Written as a sample for someone, I will put it here for your enjoyment:
It may be surprising to arrive in this Asian metropolis to find a bevy of chic cafes and restaurants, serving up cuisine from all corners of the earth. The growth of the scene has been spurred by the burgeoning number of tourists visiting the city, and also the band of nearly 100,000 thousand expats who live here. Divided into geographical locations, the majority of eateries are clustered in the city centre along Dong Khoi, Dong Du and Mac Thi Buoi Streets, with another pocket five minutes away along Thai Van Lung and Le Thanh Ton Streets. The backpackers area of the city also boasts a wide selection of restaurants and bars, centered around De Tham and Bui Vien Streets.
The abundance of East Asian restaurants around Thai Van Lung and Le Thanh Ton can be traced to the vast number of Korean and Japanese residents. Whilst the French influence is still evident at places like Le Jardin, new fusions are also encroaching, including Cuban, Spanish, Mexican and Middle Eastern.
Aside from the dearth of East Asian restaurants, almost any other kind of Asian food can be found in District One, including excellent Chinese, Thai and Indian options, with Malaysian, Cambodian and Taiwanese thrown in as well. The Vietnamese scene is naturally expansive. The range includes traditional street food vendors typically serving one or two snacks, small street side restaurants often serving a specialty such as pho or seafood, mid range restaurants with enormous menus and good value, and finally finishing with 5 star luxury fit for a king. Vietnamese food is often reinvented in higher end restaurants to be more suitable to the foreign palette, so bear this mind and be aware that the real taste of Vietnam is not as simple as dining on Dong Khoi St.
The western selection consists of the inevitable, a collection of ‘pub’ style menus serving burgers, ribs, and cooked breakfasts, along with healthier options which champion posh sounding salads and exotic fruit smoothies. There are some real gems that take a little digging to uncover, usually secreted in Saigon’s alleyways, away from the main road.

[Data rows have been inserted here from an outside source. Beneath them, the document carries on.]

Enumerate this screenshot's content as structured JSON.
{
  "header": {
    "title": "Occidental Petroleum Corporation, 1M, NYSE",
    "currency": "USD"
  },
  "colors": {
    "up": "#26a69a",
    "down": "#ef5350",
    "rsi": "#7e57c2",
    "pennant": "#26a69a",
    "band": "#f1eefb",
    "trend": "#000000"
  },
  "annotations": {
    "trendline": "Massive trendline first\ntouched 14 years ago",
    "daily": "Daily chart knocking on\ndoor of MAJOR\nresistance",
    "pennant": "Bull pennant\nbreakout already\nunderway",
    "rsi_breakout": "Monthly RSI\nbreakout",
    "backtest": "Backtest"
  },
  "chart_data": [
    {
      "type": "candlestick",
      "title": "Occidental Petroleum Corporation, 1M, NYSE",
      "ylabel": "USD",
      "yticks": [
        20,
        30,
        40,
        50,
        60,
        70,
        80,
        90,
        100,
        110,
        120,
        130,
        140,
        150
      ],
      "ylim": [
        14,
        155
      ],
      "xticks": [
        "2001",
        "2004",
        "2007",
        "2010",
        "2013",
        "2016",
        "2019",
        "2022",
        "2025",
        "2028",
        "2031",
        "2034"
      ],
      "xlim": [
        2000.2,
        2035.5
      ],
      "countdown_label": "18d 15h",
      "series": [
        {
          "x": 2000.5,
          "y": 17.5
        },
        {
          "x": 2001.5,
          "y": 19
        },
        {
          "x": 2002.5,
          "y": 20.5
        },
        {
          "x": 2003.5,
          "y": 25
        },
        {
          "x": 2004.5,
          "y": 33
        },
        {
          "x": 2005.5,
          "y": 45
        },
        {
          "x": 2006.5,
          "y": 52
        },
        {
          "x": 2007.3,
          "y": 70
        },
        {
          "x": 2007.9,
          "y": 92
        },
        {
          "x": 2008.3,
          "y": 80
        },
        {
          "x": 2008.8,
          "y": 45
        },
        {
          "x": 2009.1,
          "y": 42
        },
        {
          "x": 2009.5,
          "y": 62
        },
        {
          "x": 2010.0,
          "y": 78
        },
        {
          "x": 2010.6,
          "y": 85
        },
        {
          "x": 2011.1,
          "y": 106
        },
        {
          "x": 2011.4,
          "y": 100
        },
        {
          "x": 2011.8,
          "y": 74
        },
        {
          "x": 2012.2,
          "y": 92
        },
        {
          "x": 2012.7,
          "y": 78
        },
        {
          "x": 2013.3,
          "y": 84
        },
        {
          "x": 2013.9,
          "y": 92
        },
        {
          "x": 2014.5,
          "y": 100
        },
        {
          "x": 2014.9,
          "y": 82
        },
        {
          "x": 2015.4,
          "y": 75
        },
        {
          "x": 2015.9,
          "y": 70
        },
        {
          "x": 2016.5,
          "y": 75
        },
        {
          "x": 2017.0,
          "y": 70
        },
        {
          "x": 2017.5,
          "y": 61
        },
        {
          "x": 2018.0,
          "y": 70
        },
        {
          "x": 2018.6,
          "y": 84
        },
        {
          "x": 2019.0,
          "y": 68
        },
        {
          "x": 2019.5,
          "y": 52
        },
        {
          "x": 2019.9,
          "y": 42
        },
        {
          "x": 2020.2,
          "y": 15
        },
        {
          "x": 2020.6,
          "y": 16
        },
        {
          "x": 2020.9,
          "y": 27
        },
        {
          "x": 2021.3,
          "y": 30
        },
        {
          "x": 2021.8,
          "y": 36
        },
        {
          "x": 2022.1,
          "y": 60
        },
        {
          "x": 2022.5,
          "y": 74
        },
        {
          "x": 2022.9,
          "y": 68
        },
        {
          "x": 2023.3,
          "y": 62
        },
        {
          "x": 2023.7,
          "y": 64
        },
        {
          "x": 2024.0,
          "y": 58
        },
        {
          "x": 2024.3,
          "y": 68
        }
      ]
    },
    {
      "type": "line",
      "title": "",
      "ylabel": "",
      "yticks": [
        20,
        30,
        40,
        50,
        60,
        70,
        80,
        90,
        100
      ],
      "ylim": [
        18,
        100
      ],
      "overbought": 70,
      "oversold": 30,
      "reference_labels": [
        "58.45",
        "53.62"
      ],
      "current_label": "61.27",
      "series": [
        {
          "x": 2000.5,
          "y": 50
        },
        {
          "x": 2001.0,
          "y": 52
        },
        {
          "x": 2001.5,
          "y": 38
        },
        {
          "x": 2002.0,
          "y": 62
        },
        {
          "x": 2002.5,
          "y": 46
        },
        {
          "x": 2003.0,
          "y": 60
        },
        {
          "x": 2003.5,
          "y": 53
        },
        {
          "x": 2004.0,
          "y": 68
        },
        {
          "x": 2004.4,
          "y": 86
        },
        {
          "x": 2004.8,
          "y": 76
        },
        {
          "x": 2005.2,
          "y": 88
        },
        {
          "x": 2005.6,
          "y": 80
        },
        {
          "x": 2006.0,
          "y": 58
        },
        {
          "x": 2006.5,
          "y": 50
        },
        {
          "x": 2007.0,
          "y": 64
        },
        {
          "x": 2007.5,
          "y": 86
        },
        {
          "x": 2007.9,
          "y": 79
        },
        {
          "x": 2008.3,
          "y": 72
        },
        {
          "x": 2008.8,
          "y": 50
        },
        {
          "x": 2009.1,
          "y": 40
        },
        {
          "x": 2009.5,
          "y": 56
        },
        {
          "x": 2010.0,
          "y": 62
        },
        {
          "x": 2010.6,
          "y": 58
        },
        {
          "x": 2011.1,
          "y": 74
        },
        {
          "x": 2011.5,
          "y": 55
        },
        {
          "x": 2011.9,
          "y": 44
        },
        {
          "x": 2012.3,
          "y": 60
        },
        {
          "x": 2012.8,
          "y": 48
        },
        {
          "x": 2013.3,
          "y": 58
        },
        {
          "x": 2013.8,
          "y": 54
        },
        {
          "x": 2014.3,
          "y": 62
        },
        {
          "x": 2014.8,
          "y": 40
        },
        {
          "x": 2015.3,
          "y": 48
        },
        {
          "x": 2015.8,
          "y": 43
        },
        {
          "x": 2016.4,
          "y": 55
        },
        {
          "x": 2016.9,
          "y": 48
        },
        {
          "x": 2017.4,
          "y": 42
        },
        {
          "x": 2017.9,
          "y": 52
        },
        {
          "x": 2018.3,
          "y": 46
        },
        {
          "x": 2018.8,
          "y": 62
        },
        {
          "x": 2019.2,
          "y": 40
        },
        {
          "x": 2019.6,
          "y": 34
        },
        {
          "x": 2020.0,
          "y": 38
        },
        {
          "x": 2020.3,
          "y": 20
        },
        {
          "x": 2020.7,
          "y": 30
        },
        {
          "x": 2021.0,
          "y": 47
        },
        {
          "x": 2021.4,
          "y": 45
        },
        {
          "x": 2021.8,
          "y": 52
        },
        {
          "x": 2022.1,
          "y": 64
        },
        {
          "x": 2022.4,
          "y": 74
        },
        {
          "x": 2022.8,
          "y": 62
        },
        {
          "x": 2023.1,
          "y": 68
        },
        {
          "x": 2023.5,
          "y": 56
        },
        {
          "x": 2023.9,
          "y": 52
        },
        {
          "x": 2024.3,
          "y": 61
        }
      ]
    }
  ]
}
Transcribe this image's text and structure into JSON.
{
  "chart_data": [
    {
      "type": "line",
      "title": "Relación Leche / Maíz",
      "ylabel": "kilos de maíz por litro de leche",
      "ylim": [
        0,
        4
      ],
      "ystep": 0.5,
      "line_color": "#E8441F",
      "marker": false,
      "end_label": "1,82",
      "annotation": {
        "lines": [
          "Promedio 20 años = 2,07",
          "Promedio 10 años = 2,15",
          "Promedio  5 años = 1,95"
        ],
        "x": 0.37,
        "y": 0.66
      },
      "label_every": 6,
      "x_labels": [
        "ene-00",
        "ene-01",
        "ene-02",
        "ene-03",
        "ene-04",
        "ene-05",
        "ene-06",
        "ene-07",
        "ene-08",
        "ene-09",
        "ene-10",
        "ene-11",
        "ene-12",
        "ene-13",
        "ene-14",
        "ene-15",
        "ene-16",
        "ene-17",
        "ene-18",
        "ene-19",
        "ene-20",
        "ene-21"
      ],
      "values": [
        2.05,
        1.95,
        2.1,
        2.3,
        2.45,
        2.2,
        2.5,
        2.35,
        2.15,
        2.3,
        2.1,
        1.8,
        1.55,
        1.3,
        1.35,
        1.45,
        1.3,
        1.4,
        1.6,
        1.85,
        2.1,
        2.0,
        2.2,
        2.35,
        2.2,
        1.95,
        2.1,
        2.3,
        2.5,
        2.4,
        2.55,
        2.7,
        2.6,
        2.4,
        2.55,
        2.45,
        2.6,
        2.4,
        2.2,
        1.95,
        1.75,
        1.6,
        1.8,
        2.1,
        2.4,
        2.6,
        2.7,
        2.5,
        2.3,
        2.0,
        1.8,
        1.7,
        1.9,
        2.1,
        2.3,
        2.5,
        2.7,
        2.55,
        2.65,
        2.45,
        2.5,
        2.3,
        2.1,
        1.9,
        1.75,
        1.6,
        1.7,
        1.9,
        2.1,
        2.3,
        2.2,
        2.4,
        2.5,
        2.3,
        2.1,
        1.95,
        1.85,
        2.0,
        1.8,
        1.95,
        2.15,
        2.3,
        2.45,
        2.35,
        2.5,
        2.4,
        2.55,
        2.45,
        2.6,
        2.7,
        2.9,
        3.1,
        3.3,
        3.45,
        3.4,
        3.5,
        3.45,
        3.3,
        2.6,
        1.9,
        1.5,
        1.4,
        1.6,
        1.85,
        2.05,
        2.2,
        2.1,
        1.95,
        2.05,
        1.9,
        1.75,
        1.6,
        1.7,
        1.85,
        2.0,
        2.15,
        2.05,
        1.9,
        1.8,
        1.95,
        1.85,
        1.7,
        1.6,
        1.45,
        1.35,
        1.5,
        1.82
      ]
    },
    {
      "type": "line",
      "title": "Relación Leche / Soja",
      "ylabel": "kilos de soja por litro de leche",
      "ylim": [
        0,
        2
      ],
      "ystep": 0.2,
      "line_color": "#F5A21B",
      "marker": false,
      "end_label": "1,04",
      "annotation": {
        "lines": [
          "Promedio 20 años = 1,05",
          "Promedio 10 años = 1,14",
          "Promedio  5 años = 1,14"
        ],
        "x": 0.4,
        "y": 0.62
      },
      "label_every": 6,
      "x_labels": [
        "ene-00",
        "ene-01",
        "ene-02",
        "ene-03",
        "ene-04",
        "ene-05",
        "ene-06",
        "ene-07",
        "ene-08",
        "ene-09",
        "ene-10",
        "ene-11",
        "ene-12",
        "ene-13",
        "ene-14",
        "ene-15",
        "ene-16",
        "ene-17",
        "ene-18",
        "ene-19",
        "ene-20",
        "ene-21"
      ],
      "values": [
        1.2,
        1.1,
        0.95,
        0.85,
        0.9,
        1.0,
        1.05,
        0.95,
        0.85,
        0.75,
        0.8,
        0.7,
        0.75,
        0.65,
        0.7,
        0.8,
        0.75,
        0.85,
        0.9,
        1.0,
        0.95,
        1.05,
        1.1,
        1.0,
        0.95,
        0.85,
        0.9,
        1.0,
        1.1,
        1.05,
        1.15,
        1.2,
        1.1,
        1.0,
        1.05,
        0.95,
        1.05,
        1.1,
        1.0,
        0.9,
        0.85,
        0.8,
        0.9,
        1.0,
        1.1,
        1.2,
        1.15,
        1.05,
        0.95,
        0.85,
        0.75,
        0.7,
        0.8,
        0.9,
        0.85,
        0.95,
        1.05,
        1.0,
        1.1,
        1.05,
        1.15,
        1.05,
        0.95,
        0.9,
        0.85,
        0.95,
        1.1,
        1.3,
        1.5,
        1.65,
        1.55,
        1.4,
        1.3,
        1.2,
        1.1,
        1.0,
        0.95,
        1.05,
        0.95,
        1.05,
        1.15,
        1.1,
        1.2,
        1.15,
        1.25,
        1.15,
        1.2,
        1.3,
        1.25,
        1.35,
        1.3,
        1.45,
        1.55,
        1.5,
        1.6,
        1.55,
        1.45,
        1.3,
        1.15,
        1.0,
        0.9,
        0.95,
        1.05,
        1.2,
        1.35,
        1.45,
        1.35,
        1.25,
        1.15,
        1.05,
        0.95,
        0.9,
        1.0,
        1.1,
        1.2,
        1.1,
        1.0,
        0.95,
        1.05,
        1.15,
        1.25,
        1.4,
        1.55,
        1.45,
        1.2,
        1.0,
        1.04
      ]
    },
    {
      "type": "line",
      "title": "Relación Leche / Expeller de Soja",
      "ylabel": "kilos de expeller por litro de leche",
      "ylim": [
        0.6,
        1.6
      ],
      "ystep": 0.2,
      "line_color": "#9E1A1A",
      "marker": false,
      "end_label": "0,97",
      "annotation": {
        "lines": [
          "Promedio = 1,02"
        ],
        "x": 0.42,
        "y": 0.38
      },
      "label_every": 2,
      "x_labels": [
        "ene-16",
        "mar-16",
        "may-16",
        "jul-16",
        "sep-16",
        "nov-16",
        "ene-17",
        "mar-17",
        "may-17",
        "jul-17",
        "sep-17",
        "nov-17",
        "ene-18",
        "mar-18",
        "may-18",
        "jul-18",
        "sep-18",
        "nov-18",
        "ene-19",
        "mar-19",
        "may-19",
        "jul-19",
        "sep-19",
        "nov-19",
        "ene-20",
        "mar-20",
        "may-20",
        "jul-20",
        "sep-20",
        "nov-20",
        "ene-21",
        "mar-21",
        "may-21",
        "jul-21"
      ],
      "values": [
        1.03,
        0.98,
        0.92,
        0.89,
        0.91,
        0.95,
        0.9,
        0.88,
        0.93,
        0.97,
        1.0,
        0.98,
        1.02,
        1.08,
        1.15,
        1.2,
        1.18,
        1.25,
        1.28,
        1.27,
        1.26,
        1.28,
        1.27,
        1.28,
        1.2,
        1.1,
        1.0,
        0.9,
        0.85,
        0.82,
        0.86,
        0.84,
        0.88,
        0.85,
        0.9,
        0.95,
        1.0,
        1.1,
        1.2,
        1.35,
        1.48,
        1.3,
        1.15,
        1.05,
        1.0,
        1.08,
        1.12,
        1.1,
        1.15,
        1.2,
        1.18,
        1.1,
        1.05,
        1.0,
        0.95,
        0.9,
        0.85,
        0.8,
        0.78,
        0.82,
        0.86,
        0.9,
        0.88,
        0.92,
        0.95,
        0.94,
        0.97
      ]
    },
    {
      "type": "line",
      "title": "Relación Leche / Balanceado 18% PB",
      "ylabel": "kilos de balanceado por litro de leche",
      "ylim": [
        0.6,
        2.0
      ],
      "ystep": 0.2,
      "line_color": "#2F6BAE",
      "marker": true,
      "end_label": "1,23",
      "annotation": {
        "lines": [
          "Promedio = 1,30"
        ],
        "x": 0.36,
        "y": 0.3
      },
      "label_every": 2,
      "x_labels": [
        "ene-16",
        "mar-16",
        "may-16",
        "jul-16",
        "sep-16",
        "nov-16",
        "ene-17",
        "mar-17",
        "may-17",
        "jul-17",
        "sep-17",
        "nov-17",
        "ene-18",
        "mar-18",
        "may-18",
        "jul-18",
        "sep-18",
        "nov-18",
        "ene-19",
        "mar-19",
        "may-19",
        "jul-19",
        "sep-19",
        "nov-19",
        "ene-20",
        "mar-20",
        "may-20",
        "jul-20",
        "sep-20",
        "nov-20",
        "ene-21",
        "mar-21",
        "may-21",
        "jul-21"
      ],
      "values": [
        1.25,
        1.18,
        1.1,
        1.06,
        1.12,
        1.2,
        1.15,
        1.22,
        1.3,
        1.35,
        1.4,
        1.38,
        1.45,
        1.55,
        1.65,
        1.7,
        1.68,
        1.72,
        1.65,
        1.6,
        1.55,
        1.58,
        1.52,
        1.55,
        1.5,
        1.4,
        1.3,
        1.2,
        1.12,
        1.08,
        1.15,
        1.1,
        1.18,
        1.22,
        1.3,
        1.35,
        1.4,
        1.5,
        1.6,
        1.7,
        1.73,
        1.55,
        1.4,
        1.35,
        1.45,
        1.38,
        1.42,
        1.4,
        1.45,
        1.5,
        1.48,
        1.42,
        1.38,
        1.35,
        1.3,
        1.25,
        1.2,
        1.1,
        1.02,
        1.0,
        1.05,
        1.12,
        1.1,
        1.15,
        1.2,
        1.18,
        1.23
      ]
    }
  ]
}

Coffee shop enthusiasts will not be disappointed either. Despite no Starbucks, Vietnam has its own version, Highlands Coffee. Highlands is a popular choice for its cheap set lunches and home produced selection of coffee, and usually occupies a busy city centre location. Illy Café is another chain which on top of its own stores also ‘provides’ the coffee at many other smaller locations – when you see the small red Illy sign hanging outside you’ll know this is the case.
Other Vietnamese style coffee shops are large, brash roadside extravaganzas, places to see and be seen for the trendy Vietnamese patrons. You won’t run into any of these in the city centre, although they are dotted across other parts of District 1 and especially District 3.
This central area of the city also houses numerous bars usually frequented by Saigon’s foreigners-in-residence. The Aussies have a couple of places to hang out in Café Latin and Blue Gecko. Underground is a London themed bar. All these could be labeled as ‘pub’, but the most recent diversion of Saigon’s nightlife has followed the trendy route of wine bar / club, such as Manna on Dong Khoi St. Don’t be surprised to pay a price that is definitely not aligned with the local currency, more the international dollar rate. Other than this, there are the hotel bars, such as Level 23 at the Sheraton or the infamous Saigon Saigon at the Caravelle, both of which command a spectacular view over the city.
Post midnight, options become limited. The most famous of all Saigon nightspots is Apocalypse Now, a disco in every sense. The wine club crowd will be making their way to Q Bar, a small but popular late night bar, or Lush, the upscale version of Apocalypse. Some may head over to Pham Ngu Lao to continue festivities.
The Pham Ngu Lao St area is a typical travellers den, the ‘Khao Sarn Road’ of Ho Chi Minh City. Inevitably there is a plethora of restaurants, bars, and cafes, as well as ubiquitous accommodation and travel agencies. The eateries of this area differ slightly from the their town centre counterparts; restaurants are cheap and open air providing much better value for money, although of course quality may be compromised. The bastions of the areas nightlife are Go 2 and Allez Boo, large street side bars where backpackers gather to shout over the music and play pool until the early hours. The area has a handful of smaller hole in the wall bars each retaining their own loyal band of patrons. Le Pub and Bobby Brewers provide a more stylish venue, catering to those who prefer the atmosphere in the ‘Pham’ but also enjoy a classier environment than a plastic chair on the street. These kind of establishments may signal the future of the area.
For a taste of true Vietnamese nightlife you could try America in the Windsor Plaza, or Volcano. By the selection of $7000 plus motorbikes in the parking area, it’s deducible that the people inside aren’t short of a few bucks, and they like to show it off too. The dancing is frenetic, the music loud and the atmosphere highly strung.